I cut out the caramelized walnuts first since I don't really like nuts. That reduced a bit of the sugar,butter and maple syrup. For the caramelized pears I cut the butter and sugar as well as a little of the maple syrup. In the cake recipe as well, I figured since the caramelized sugar syrup would be sweet enough, some of the sugar could be reduced. I did increase the milk a little bit though since the batter seemed a little bit too thick. I had two pears and so I reduced the flour to 1.5 cups instead of 2cups; I used 1 cup of whole wheat flour and half a cup of all purpose flour. I used some ginger powder instead of the cardamom powder and substituted the maple syrup with golden syrup.

The cake turned out quite well and the pears were beautifully glazed. Next time I would probably use one more egg white or applesauce for some more moistness. Also I would bake it at 350 instead of 375C since the centre took some more time to be cooked though the rest of the cake was already done.

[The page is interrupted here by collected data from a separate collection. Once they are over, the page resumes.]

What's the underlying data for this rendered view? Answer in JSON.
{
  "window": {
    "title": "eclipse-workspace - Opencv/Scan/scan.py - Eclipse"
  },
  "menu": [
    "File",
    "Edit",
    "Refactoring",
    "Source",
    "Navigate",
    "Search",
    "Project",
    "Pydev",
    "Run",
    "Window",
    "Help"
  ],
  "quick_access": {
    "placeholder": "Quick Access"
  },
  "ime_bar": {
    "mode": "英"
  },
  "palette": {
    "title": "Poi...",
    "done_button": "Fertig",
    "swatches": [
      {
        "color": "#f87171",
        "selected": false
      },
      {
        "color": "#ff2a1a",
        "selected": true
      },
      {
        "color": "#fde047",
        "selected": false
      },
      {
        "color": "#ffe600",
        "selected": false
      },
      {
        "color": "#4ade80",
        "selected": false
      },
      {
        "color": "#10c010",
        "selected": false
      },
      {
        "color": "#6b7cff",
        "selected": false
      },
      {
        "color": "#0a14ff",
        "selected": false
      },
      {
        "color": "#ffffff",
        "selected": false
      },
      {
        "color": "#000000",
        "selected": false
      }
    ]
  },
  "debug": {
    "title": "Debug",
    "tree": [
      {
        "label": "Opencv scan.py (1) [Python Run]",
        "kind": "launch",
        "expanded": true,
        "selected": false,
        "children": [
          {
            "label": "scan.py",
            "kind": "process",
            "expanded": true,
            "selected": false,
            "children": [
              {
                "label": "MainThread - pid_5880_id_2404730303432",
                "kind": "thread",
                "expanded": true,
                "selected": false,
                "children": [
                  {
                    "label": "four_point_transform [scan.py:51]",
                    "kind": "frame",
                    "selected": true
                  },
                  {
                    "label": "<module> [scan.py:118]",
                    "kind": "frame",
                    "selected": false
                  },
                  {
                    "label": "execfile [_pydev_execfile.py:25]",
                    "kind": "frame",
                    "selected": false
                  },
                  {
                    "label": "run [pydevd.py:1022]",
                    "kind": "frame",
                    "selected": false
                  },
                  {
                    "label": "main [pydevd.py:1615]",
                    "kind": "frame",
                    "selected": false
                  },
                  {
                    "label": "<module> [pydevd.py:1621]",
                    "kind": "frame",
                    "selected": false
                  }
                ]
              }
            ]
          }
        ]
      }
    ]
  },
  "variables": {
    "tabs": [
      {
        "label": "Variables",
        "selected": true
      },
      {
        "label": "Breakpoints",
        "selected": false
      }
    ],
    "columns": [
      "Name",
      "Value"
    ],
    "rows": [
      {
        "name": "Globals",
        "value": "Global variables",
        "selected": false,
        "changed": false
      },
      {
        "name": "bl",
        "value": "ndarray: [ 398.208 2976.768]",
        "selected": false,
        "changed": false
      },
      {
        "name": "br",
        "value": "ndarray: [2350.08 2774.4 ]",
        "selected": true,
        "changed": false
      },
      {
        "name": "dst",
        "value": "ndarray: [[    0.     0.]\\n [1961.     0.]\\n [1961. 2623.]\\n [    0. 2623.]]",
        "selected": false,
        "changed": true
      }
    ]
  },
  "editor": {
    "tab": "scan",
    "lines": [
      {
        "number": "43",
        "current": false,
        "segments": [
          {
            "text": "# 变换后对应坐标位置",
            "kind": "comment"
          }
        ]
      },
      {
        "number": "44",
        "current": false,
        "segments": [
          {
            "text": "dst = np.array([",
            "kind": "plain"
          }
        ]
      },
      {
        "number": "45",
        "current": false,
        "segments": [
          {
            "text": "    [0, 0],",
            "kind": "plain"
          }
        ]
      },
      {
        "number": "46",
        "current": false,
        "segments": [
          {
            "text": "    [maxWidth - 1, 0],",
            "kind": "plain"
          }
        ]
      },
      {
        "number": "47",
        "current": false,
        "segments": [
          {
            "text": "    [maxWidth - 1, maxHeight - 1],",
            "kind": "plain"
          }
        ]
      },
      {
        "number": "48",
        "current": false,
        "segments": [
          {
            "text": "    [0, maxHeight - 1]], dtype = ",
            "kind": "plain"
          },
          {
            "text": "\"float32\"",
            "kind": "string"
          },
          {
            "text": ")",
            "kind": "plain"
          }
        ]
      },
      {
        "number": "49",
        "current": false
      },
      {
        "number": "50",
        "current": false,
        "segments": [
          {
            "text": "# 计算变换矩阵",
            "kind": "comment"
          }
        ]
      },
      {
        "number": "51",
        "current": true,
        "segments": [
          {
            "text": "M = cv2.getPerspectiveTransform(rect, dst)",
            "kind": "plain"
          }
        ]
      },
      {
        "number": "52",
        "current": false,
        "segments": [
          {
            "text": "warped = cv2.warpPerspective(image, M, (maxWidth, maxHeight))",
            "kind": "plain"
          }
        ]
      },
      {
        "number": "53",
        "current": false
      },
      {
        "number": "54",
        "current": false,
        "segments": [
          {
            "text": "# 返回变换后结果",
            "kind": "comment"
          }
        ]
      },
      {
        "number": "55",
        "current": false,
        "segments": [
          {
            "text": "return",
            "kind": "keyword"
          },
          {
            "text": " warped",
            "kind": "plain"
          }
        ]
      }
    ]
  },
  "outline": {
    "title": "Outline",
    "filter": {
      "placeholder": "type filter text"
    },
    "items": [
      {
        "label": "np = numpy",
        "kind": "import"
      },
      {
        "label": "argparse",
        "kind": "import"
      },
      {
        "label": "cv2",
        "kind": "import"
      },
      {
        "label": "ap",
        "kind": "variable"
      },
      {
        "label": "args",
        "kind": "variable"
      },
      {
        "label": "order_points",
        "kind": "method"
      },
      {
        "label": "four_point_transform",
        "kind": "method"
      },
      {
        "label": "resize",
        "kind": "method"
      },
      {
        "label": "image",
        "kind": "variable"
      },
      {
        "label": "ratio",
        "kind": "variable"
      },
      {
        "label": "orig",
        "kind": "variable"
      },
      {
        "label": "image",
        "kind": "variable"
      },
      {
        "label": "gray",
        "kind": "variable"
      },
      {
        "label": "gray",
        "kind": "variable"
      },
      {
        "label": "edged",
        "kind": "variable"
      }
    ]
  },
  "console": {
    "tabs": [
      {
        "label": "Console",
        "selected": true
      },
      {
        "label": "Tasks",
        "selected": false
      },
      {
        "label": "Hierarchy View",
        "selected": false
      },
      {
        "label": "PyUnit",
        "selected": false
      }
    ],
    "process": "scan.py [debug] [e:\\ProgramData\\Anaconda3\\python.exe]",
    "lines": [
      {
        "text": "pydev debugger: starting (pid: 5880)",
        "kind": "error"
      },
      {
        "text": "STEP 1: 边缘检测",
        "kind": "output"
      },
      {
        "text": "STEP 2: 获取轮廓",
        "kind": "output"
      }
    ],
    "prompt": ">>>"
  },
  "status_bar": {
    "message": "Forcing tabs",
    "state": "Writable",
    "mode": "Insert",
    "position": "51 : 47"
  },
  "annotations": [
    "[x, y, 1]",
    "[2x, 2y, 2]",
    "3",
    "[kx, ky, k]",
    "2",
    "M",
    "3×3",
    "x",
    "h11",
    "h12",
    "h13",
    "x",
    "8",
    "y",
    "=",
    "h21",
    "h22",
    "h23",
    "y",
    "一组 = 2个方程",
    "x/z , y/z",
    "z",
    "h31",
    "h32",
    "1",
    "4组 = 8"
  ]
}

A beautiful cake and you can serve it warm in this season with some vanilla ice cream on the side.

Upside Down Pear Cake

Whole wheat flour (atta) - 1 cup
All purpose flour (maida) - 1/2 cup
Baking powder - 1 tsp
Ginger powder - 1 tsp
salt - pinch

1 egg (plus one egg white)
Butter - 150gm (or about 9 tbsp)
Sugar - 1/2 cup
vanilla essence - 1 tsp
Milk - 3/4 cup

For the caramelized pears:
Pears - 2, peeled, cored and sliced thin
Butter - 1 tbsp
Sugar - 4 tbsp
Golden Syrup - 6 tbsp

1. Heat the butter till just melted in a heavy pan, add the brown sugar and after 3-4 minutes, add the pear slices and saute till they turn brown - about 4 more minutes. Add the golden syrup and cook for another 4 minutes till the slices are soft but not falling apart. Cool.
2. Bring the butter to room temperature and beat in a large bowl along with the sugar on high(if using an electric mixer) till soft and shiny.
3. Add the egg, milk and vanilla essence and beat on low for 3-4 minutes till well combined.
4. Mix the flours, salt, ginger powder and baking powder and then add one third at a time, to the larger bowl and beat till just combined.
5. Grease a 8" pan and line with parchment paper 9or simply dust with flour). Grease the parchment paper too and the sides of the pan.
6. Arrange the slices starting from an inside circle and carrying on to the outside circle till the whole pan is covered. Pour the syrup on top.
7. Pour the batter (should be of dropping consistency) over the pear slices and smooth over with a wooden spatula, taking care not to press down too much.
8. Pre heat the oven to 350C and bake for 40-45 minutes till a skewer comes out clean. When completely cool, invert and serve.